Aquifer depth determination of low permeability layers using geo-resistivity data: A case study of Enyigba mine area and environs, South Eastern Nigeria
Keywords:Geo-electric layers, Survey, Permeability, Enyigba, Aquifer
Many geophysical methods have been applied to locate groundwater in Nigeria’s rural and urban villages. Locating groundwater in low permeability formations like shales and siltstones is even more challenging due to the difficulty of mapping fracture zones within these formations. The fracture zones serve as potential aquifers in low permeability formations and have been the object of groundwater search in shales, siltstones and other low permeability formations. The electrical resistivity method has proven helpful in fracture mapping within low permeability formations due to the existing resistivity contrast usually observed between the fractured and non-fractured sections in the Shales and Siltstones. Three vertical electrical geosounding datasets (VES 1, VES 2 and VES 3) were acquired in the Schlumberger configuration, using a maximum current electrode spacing of 200m to delineate the fracture zones based on their electrical resistivities. The acquired datasets were processed and modelled using IP12 Win software, while the processed datasets were correlated with local geology to estimate the depths of the fractured shales in the area.
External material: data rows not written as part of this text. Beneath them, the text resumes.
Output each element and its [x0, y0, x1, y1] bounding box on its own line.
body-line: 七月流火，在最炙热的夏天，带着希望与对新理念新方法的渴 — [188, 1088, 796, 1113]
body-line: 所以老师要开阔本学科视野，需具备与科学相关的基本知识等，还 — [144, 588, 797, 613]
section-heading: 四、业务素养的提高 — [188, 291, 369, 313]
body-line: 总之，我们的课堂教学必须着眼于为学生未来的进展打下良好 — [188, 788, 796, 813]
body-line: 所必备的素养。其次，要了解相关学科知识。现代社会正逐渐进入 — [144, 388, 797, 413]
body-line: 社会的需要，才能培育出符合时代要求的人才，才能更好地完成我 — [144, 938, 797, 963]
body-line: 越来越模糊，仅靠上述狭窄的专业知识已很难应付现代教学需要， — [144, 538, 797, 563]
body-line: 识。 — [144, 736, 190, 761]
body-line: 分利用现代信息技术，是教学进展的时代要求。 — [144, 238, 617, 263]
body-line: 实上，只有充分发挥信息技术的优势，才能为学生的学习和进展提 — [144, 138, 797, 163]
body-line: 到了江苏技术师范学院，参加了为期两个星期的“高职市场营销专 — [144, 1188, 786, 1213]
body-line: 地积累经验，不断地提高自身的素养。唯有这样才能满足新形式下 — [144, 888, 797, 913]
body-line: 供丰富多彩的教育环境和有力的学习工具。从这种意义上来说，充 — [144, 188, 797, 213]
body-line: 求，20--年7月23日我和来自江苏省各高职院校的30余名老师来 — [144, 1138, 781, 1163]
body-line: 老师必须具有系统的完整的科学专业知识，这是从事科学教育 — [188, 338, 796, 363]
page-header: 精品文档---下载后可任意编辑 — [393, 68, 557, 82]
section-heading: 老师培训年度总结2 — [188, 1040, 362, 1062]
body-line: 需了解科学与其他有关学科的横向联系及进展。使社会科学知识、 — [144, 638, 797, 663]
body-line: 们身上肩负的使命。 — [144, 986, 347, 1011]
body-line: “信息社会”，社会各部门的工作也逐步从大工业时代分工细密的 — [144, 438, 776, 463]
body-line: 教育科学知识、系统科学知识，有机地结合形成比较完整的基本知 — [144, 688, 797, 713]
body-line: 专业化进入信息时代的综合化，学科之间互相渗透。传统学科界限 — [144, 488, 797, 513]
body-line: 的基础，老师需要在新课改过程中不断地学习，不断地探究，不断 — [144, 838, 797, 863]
Results show five modelled geo-electric layers with depths to the fractured shales ranging from 17-25m, while aquifer thicknesses range from 7 to 12m. Aquifer resistivities range from 58 - 115 ohm-m. The curves are primarily of the QH type. One of the Vertical Electrical Sounding Data points (VES 2) encountered an anomalously low resistivity zone at a depth range of 5 to 8m which was interpreted as a galena lode. The low resistivity zone has been confirmed through exploratory drilling to tie with Lead-Zinc lodes at a depth of 8m.